Space, Scale, and Scaling in Entropy Maximizing. 最大熵中的空间、尺度与标度

Abstract

Entropy measures were first introduced into geographical analysis during a period when the concept of human systems in equilibrium was in its ascendancy. In particular, entropy maximizing, in direct analogy with equilibrium statistical mechanics, provides a powerful framework in which to generate location and interaction models. This was introduced and popularized by Wilson, and it led to many different extensions that elaborate the framework rather than extend it to different kinds of models. I review two such extensions here: how space can be introduced into the formulation through defining a “spatial entropy” and how entropy can be decomposed and nested to capture spatial variation at different scales. Two obvious directions to this research remain implicit.
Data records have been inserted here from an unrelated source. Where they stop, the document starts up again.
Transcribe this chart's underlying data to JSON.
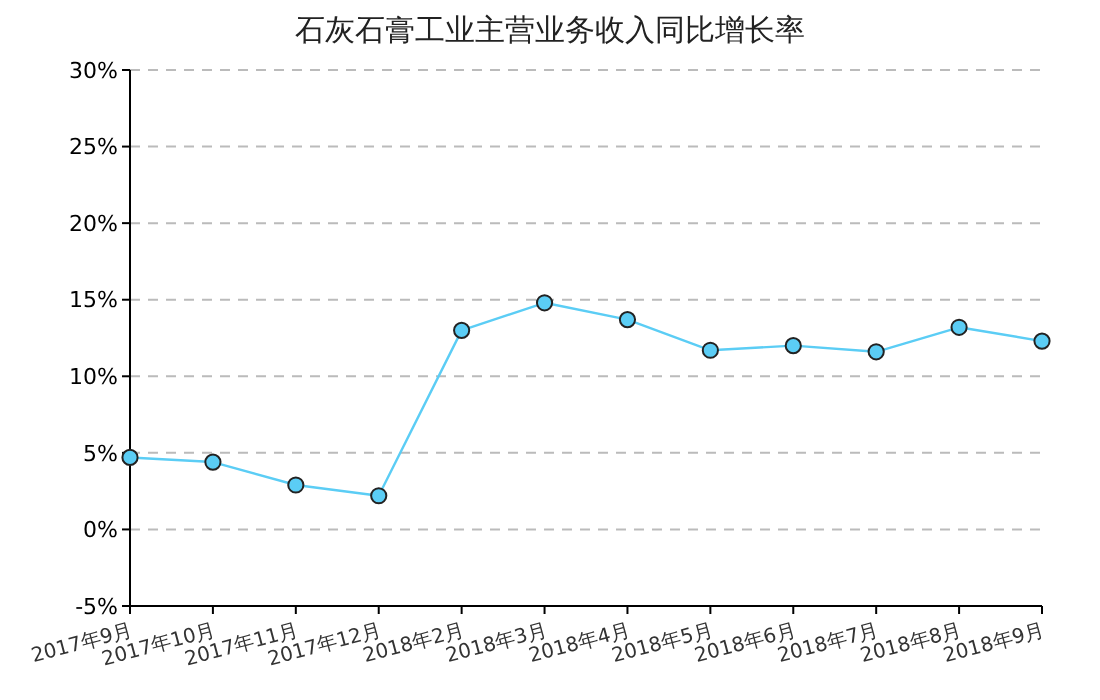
{
  "chart_data": {
    "type": "line",
    "title": "石灰石膏工业主营业务收入同比增长率",
    "categories": [
      "2017年9月",
      "2017年10月",
      "2017年11月",
      "2017年12月",
      "2018年2月",
      "2018年3月",
      "2018年4月",
      "2018年5月",
      "2018年6月",
      "2018年7月",
      "2018年8月",
      "2018年9月"
    ],
    "series": [
      {
        "color": "#5bcdf5",
        "values": [
          4.7,
          4.4,
          2.9,
          2.2,
          13.0,
          14.8,
          13.7,
          11.7,
          12.0,
          11.6,
          13.2,
          12.3
        ]
      }
    ],
    "ylim": [
      -5,
      30
    ],
    "yticks": [
      {
        "value": -5,
        "label": "-5%"
      },
      {
        "value": 0,
        "label": "0%"
      },
      {
        "value": 5,
        "label": "5%"
      },
      {
        "value": 10,
        "label": "10%"
      },
      {
        "value": 15,
        "label": "15%"
      },
      {
        "value": 20,
        "label": "20%"
      },
      {
        "value": 25,
        "label": "25%"
      },
      {
        "value": 30,
        "label": "30%"
      }
    ],
    "grid": "y",
    "marker": "circle",
    "line_style": "solid"
  }
}
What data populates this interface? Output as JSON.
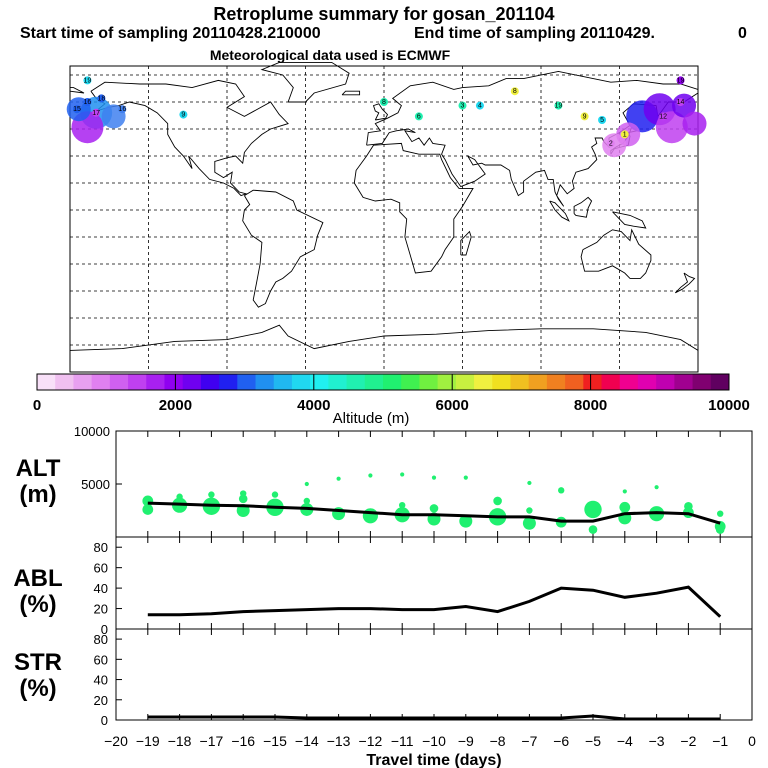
{
  "header": {
    "title": "Retroplume summary for gosan_201104",
    "start_label": "Start time of sampling 20110428.210000",
    "end_label": "End time of sampling 20110429.",
    "end_value": "0",
    "met_label": "Meteorological data used is ECMWF"
  },
  "colorbar": {
    "label": "Altitude (m)",
    "ticks": [
      "0",
      "2000",
      "4000",
      "6000",
      "8000",
      "10000"
    ],
    "range": [
      0,
      10000
    ],
    "colors": [
      "#f8e0f8",
      "#f0c0f0",
      "#e8a0f0",
      "#e080f0",
      "#d060f0",
      "#c040f0",
      "#a820f0",
      "#9000f0",
      "#7000f0",
      "#4000f0",
      "#2020f0",
      "#2060f0",
      "#2090f0",
      "#20b8f0",
      "#20d8f0",
      "#20f0f0",
      "#20f0d0",
      "#20f0b0",
      "#20f090",
      "#20f070",
      "#40f050",
      "#70f040",
      "#a0f040",
      "#c8f040",
      "#f0f040",
      "#f0e020",
      "#f0c020",
      "#f0a020",
      "#f08020",
      "#f06020",
      "#f02020",
      "#f00050",
      "#f00090",
      "#e000b0",
      "#c000b0",
      "#a00090",
      "#800070",
      "#600060"
    ]
  },
  "map": {
    "labels": [
      {
        "lon": -170,
        "lat": 72,
        "text": "19",
        "color": "#20d8f0"
      },
      {
        "lon": -162,
        "lat": 62,
        "text": "18",
        "color": "#2060f0"
      },
      {
        "lon": -170,
        "lat": 60,
        "text": "16",
        "color": "#2060f0"
      },
      {
        "lon": -150,
        "lat": 56,
        "text": "16",
        "color": "#4080f0"
      },
      {
        "lon": -176,
        "lat": 56,
        "text": "15",
        "color": "#2060f0"
      },
      {
        "lon": -165,
        "lat": 54,
        "text": "17",
        "color": "#c040f0"
      },
      {
        "lon": -115,
        "lat": 53,
        "text": "9",
        "color": "#20d8f0"
      },
      {
        "lon": 0,
        "lat": 60,
        "text": "8",
        "color": "#20f0b0"
      },
      {
        "lon": 20,
        "lat": 52,
        "text": "6",
        "color": "#20f0b0"
      },
      {
        "lon": 45,
        "lat": 58,
        "text": "3",
        "color": "#20f0b0"
      },
      {
        "lon": 55,
        "lat": 58,
        "text": "4",
        "color": "#20d8f0"
      },
      {
        "lon": 75,
        "lat": 66,
        "text": "8",
        "color": "#f0f040"
      },
      {
        "lon": 100,
        "lat": 58,
        "text": "19",
        "color": "#20f0b0"
      },
      {
        "lon": 115,
        "lat": 52,
        "text": "9",
        "color": "#f0f040"
      },
      {
        "lon": 125,
        "lat": 50,
        "text": "5",
        "color": "#20d8f0"
      },
      {
        "lon": 138,
        "lat": 42,
        "text": "1",
        "color": "#f0f040"
      },
      {
        "lon": 130,
        "lat": 37,
        "text": "2",
        "color": "#e080f0"
      },
      {
        "lon": 170,
        "lat": 72,
        "text": "19",
        "color": "#9000f0"
      },
      {
        "lon": 170,
        "lat": 60,
        "text": "14",
        "color": "#c040f0"
      },
      {
        "lon": 160,
        "lat": 52,
        "text": "12",
        "color": "#c040f0"
      }
    ],
    "blobs": [
      {
        "lon": 148,
        "lat": 52,
        "color": "#2020f0",
        "size": 3
      },
      {
        "lon": 158,
        "lat": 56,
        "color": "#7000f0",
        "size": 3
      },
      {
        "lon": 165,
        "lat": 46,
        "color": "#c040f0",
        "size": 3
      },
      {
        "lon": 140,
        "lat": 42,
        "color": "#d060f0",
        "size": 2
      },
      {
        "lon": 172,
        "lat": 58,
        "color": "#7000f0",
        "size": 2
      },
      {
        "lon": 178,
        "lat": 48,
        "color": "#a820f0",
        "size": 2
      },
      {
        "lon": 132,
        "lat": 36,
        "color": "#e080f0",
        "size": 2
      },
      {
        "lon": -165,
        "lat": 54,
        "color": "#2090f0",
        "size": 3
      },
      {
        "lon": -170,
        "lat": 46,
        "color": "#a820f0",
        "size": 3
      },
      {
        "lon": -175,
        "lat": 56,
        "color": "#2060f0",
        "size": 2
      },
      {
        "lon": -155,
        "lat": 52,
        "color": "#4080f0",
        "size": 2
      }
    ]
  },
  "chart_data": [
    {
      "type": "scatter+line",
      "panel": "ALT",
      "ylabel": "ALT\n(m)",
      "ylim": [
        0,
        10000
      ],
      "yticks": [
        "0",
        "5000",
        "10000"
      ],
      "xlim": [
        -20,
        0
      ],
      "line": {
        "x": [
          -19,
          -18,
          -17,
          -16,
          -15,
          -14,
          -13,
          -12,
          -11,
          -10,
          -9,
          -8,
          -7,
          -6,
          -5,
          -4,
          -3,
          -2,
          -1
        ],
        "y": [
          3200,
          3100,
          3000,
          2950,
          2800,
          2700,
          2500,
          2300,
          2100,
          2100,
          2000,
          1900,
          1900,
          1500,
          1500,
          2200,
          2300,
          2200,
          1300
        ]
      },
      "points": [
        {
          "x": -19,
          "y": 3400,
          "s": 4
        },
        {
          "x": -19,
          "y": 2600,
          "s": 4
        },
        {
          "x": -18,
          "y": 3000,
          "s": 6
        },
        {
          "x": -18,
          "y": 3800,
          "s": 2
        },
        {
          "x": -17,
          "y": 2900,
          "s": 7
        },
        {
          "x": -17,
          "y": 4000,
          "s": 2
        },
        {
          "x": -16,
          "y": 2500,
          "s": 5
        },
        {
          "x": -16,
          "y": 3600,
          "s": 3
        },
        {
          "x": -16,
          "y": 4100,
          "s": 2
        },
        {
          "x": -15,
          "y": 2800,
          "s": 7
        },
        {
          "x": -15,
          "y": 4000,
          "s": 2
        },
        {
          "x": -14,
          "y": 2600,
          "s": 5
        },
        {
          "x": -14,
          "y": 3400,
          "s": 2
        },
        {
          "x": -14,
          "y": 5000,
          "s": 1
        },
        {
          "x": -13,
          "y": 2200,
          "s": 5
        },
        {
          "x": -13,
          "y": 5500,
          "s": 1
        },
        {
          "x": -12,
          "y": 2000,
          "s": 6
        },
        {
          "x": -12,
          "y": 5800,
          "s": 1
        },
        {
          "x": -11,
          "y": 2100,
          "s": 6
        },
        {
          "x": -11,
          "y": 3000,
          "s": 2
        },
        {
          "x": -11,
          "y": 5900,
          "s": 1
        },
        {
          "x": -10,
          "y": 1700,
          "s": 5
        },
        {
          "x": -10,
          "y": 2700,
          "s": 3
        },
        {
          "x": -10,
          "y": 5600,
          "s": 1
        },
        {
          "x": -9,
          "y": 1500,
          "s": 5
        },
        {
          "x": -9,
          "y": 5600,
          "s": 1
        },
        {
          "x": -8,
          "y": 1900,
          "s": 7
        },
        {
          "x": -8,
          "y": 3400,
          "s": 3
        },
        {
          "x": -7,
          "y": 1300,
          "s": 5
        },
        {
          "x": -7,
          "y": 2500,
          "s": 2
        },
        {
          "x": -7,
          "y": 5100,
          "s": 1
        },
        {
          "x": -6,
          "y": 1400,
          "s": 4
        },
        {
          "x": -6,
          "y": 4400,
          "s": 2
        },
        {
          "x": -5,
          "y": 2600,
          "s": 7
        },
        {
          "x": -5,
          "y": 700,
          "s": 3
        },
        {
          "x": -4,
          "y": 2800,
          "s": 4
        },
        {
          "x": -4,
          "y": 1800,
          "s": 5
        },
        {
          "x": -4,
          "y": 4300,
          "s": 1
        },
        {
          "x": -3,
          "y": 2200,
          "s": 6
        },
        {
          "x": -3,
          "y": 4700,
          "s": 1
        },
        {
          "x": -2,
          "y": 2300,
          "s": 4
        },
        {
          "x": -2,
          "y": 2900,
          "s": 3
        },
        {
          "x": -1,
          "y": 2200,
          "s": 2
        },
        {
          "x": -1,
          "y": 1000,
          "s": 4
        },
        {
          "x": -1,
          "y": 700,
          "s": 3
        }
      ]
    },
    {
      "type": "line",
      "panel": "ABL",
      "ylabel": "ABL\n(%)",
      "ylim": [
        0,
        90
      ],
      "yticks": [
        "0",
        "20",
        "40",
        "60",
        "80"
      ],
      "xlim": [
        -20,
        0
      ],
      "x": [
        -19,
        -18,
        -17,
        -16,
        -15,
        -14,
        -13,
        -12,
        -11,
        -10,
        -9,
        -8,
        -7,
        -6,
        -5,
        -4,
        -3,
        -2,
        -1
      ],
      "y": [
        14,
        14,
        15,
        17,
        18,
        19,
        20,
        20,
        19,
        19,
        22,
        17,
        27,
        40,
        38,
        31,
        35,
        41,
        12
      ]
    },
    {
      "type": "line",
      "panel": "STR",
      "ylabel": "STR\n(%)",
      "ylim": [
        0,
        90
      ],
      "yticks": [
        "0",
        "20",
        "40",
        "60",
        "80"
      ],
      "xlim": [
        -20,
        0
      ],
      "xlabel": "Travel time (days)",
      "xticks": [
        "−20",
        "−19",
        "−18",
        "−17",
        "−16",
        "−15",
        "−14",
        "−13",
        "−12",
        "−11",
        "−10",
        "−9",
        "−8",
        "−7",
        "−6",
        "−5",
        "−4",
        "−3",
        "−2",
        "−1",
        "0"
      ],
      "x": [
        -19,
        -18,
        -17,
        -16,
        -15,
        -14,
        -13,
        -12,
        -11,
        -10,
        -9,
        -8,
        -7,
        -6,
        -5,
        -4,
        -3,
        -2,
        -1
      ],
      "y": [
        3,
        3,
        3,
        3,
        3,
        2,
        2,
        2,
        2,
        2,
        2,
        2,
        2,
        2,
        4,
        1,
        1,
        1,
        1
      ]
    }
  ],
  "panel_labels": {
    "alt_line1": "ALT",
    "alt_line2": "(m)",
    "abl_line1": "ABL",
    "abl_line2": "(%)",
    "str_line1": "STR",
    "str_line2": "(%)"
  }
}
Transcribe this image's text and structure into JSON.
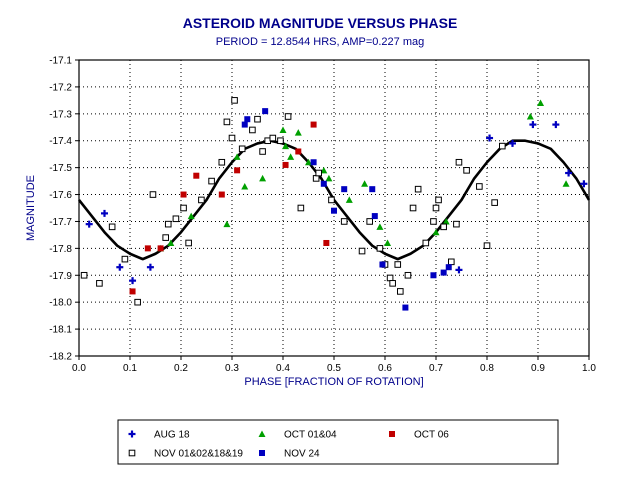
{
  "chart_data": {
    "type": "scatter",
    "title": "ASTEROID MAGNITUDE VERSUS PHASE",
    "subtitle": "PERIOD = 12.8544 HRS, AMP=0.227 mag",
    "xlabel": "PHASE [FRACTION OF ROTATION]",
    "ylabel": "MAGNITUDE",
    "xlim": [
      0.0,
      1.0
    ],
    "ylim": [
      -17.1,
      -18.2
    ],
    "y_reversed": true,
    "grid": true,
    "xticks": [
      "0.0",
      "0.1",
      "0.2",
      "0.3",
      "0.4",
      "0.5",
      "0.6",
      "0.7",
      "0.8",
      "0.9",
      "1.0"
    ],
    "yticks": [
      "-17.1",
      "-17.2",
      "-17.3",
      "-17.4",
      "-17.5",
      "-17.6",
      "-17.7",
      "-17.8",
      "-17.9",
      "-18.0",
      "-18.1",
      "-18.2"
    ],
    "legend_position": "bottom",
    "series": [
      {
        "name": "AUG 18",
        "marker": "plus",
        "color": "#0000c0",
        "x": [
          0.02,
          0.05,
          0.08,
          0.105,
          0.14,
          0.745,
          0.805,
          0.85,
          0.89,
          0.935,
          0.96,
          0.99
        ],
        "y": [
          -17.71,
          -17.67,
          -17.87,
          -17.92,
          -17.87,
          -17.88,
          -17.39,
          -17.41,
          -17.34,
          -17.34,
          -17.52,
          -17.56
        ]
      },
      {
        "name": "OCT 01&04",
        "marker": "triangle",
        "color": "#00a000",
        "x": [
          0.16,
          0.18,
          0.22,
          0.29,
          0.31,
          0.325,
          0.36,
          0.4,
          0.405,
          0.415,
          0.43,
          0.45,
          0.48,
          0.49,
          0.53,
          0.56,
          0.59,
          0.605,
          0.7,
          0.72,
          0.885,
          0.905,
          0.955
        ],
        "y": [
          -17.8,
          -17.78,
          -17.68,
          -17.71,
          -17.46,
          -17.57,
          -17.54,
          -17.36,
          -17.42,
          -17.46,
          -17.37,
          -17.48,
          -17.51,
          -17.54,
          -17.62,
          -17.56,
          -17.72,
          -17.78,
          -17.74,
          -17.7,
          -17.31,
          -17.26,
          -17.56
        ]
      },
      {
        "name": "OCT 06",
        "marker": "square",
        "color": "#c00000",
        "x": [
          0.105,
          0.135,
          0.16,
          0.205,
          0.23,
          0.28,
          0.31,
          0.405,
          0.43,
          0.46,
          0.485
        ],
        "y": [
          -17.96,
          -17.8,
          -17.8,
          -17.6,
          -17.53,
          -17.6,
          -17.51,
          -17.49,
          -17.44,
          -17.34,
          -17.78
        ]
      },
      {
        "name": "NOV 01&02&18&19",
        "marker": "open-square",
        "color": "#000000",
        "x": [
          0.01,
          0.04,
          0.065,
          0.09,
          0.115,
          0.145,
          0.17,
          0.175,
          0.19,
          0.205,
          0.215,
          0.24,
          0.26,
          0.28,
          0.29,
          0.3,
          0.305,
          0.32,
          0.34,
          0.35,
          0.36,
          0.37,
          0.38,
          0.395,
          0.41,
          0.435,
          0.465,
          0.47,
          0.495,
          0.52,
          0.555,
          0.57,
          0.59,
          0.6,
          0.61,
          0.615,
          0.625,
          0.63,
          0.645,
          0.655,
          0.665,
          0.68,
          0.695,
          0.7,
          0.705,
          0.715,
          0.73,
          0.74,
          0.745,
          0.76,
          0.785,
          0.8,
          0.815,
          0.83
        ],
        "y": [
          -17.9,
          -17.93,
          -17.72,
          -17.84,
          -18.0,
          -17.6,
          -17.76,
          -17.71,
          -17.69,
          -17.65,
          -17.78,
          -17.62,
          -17.55,
          -17.48,
          -17.33,
          -17.39,
          -17.25,
          -17.43,
          -17.36,
          -17.32,
          -17.44,
          -17.4,
          -17.39,
          -17.4,
          -17.31,
          -17.65,
          -17.54,
          -17.52,
          -17.62,
          -17.7,
          -17.81,
          -17.7,
          -17.8,
          -17.86,
          -17.91,
          -17.93,
          -17.86,
          -17.96,
          -17.9,
          -17.65,
          -17.58,
          -17.78,
          -17.7,
          -17.65,
          -17.62,
          -17.72,
          -17.85,
          -17.71,
          -17.48,
          -17.51,
          -17.57,
          -17.79,
          -17.63,
          -17.42
        ]
      },
      {
        "name": "NOV 24",
        "marker": "square",
        "color": "#0000c0",
        "x": [
          0.325,
          0.33,
          0.365,
          0.46,
          0.48,
          0.5,
          0.52,
          0.575,
          0.58,
          0.595,
          0.64,
          0.695,
          0.715,
          0.725
        ],
        "y": [
          -17.34,
          -17.32,
          -17.29,
          -17.48,
          -17.56,
          -17.66,
          -17.58,
          -17.58,
          -17.68,
          -17.86,
          -18.02,
          -17.9,
          -17.89,
          -17.87
        ]
      }
    ],
    "fit_curve": {
      "period_fraction": 0.5,
      "mean": -17.62,
      "amplitude": 0.2,
      "x": [
        0.0,
        0.025,
        0.05,
        0.075,
        0.1,
        0.125,
        0.15,
        0.175,
        0.2,
        0.225,
        0.25,
        0.275,
        0.3,
        0.325,
        0.35,
        0.375,
        0.4,
        0.425,
        0.45,
        0.475,
        0.5,
        0.525,
        0.55,
        0.575,
        0.6,
        0.625,
        0.65,
        0.675,
        0.7,
        0.725,
        0.75,
        0.775,
        0.8,
        0.825,
        0.85,
        0.875,
        0.9,
        0.925,
        0.95,
        0.975,
        1.0
      ],
      "y": [
        -17.62,
        -17.68,
        -17.74,
        -17.79,
        -17.82,
        -17.84,
        -17.82,
        -17.79,
        -17.74,
        -17.68,
        -17.62,
        -17.54,
        -17.48,
        -17.43,
        -17.41,
        -17.4,
        -17.41,
        -17.43,
        -17.48,
        -17.54,
        -17.62,
        -17.68,
        -17.74,
        -17.79,
        -17.82,
        -17.84,
        -17.82,
        -17.79,
        -17.74,
        -17.68,
        -17.62,
        -17.54,
        -17.48,
        -17.43,
        -17.4,
        -17.4,
        -17.41,
        -17.43,
        -17.48,
        -17.54,
        -17.62
      ]
    },
    "colors": {
      "title": "#00008b",
      "axis_label": "#00008b",
      "grid": "#000000"
    }
  }
}
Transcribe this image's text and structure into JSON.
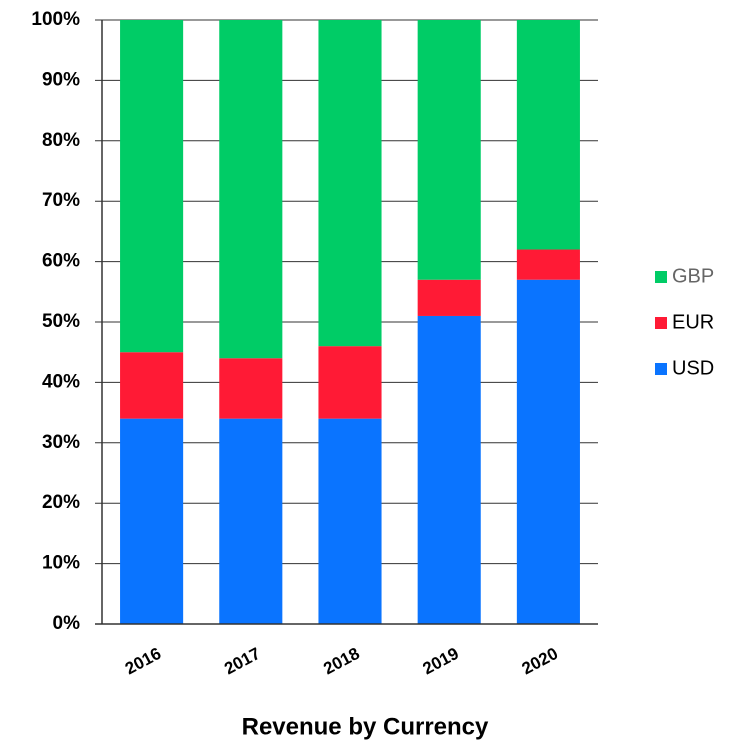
{
  "chart_data": {
    "type": "stacked_bar",
    "title": "Revenue by Currency",
    "categories": [
      "2016",
      "2017",
      "2018",
      "2019",
      "2020"
    ],
    "series": [
      {
        "name": "USD",
        "color": "#0a74ff",
        "values": [
          34,
          34,
          34,
          51,
          57
        ]
      },
      {
        "name": "EUR",
        "color": "#ff1a35",
        "values": [
          11,
          10,
          12,
          6,
          5
        ]
      },
      {
        "name": "GBP",
        "color": "#00cc66",
        "values": [
          55,
          56,
          54,
          43,
          38
        ]
      }
    ],
    "ylim": [
      0,
      100
    ],
    "yticks": [
      {
        "value": 0,
        "label": "0%"
      },
      {
        "value": 10,
        "label": "10%"
      },
      {
        "value": 20,
        "label": "20%"
      },
      {
        "value": 30,
        "label": "30%"
      },
      {
        "value": 40,
        "label": "40%"
      },
      {
        "value": 50,
        "label": "50%"
      },
      {
        "value": 60,
        "label": "60%"
      },
      {
        "value": 70,
        "label": "70%"
      },
      {
        "value": 80,
        "label": "80%"
      },
      {
        "value": 90,
        "label": "90%"
      },
      {
        "value": 100,
        "label": "100%"
      }
    ],
    "grid": true,
    "legend": "right"
  }
}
First, the more substantive interpretations of the concept of entropy for different shapes and sizes of geographical systems have hardly been developed. Second, an explicit dynamics associated with generating probability distributions has not been attempted until quite recently with respect to the search for how power laws emerge as signatures of universality in complex systems. In short, the connections between entropy maximizing, substantive interpretations of entropy measures, and the longer‐term dynamics of how equilibrium distributions are reached and maintained have not been well developed. This literature gap has many implications for future research, and, in conclusion, I sketch the need for new and different entropy measures that enable us to see how equilibrium spatial distributions can be generated as the outcomes of dynamic processes that converge to a steady state.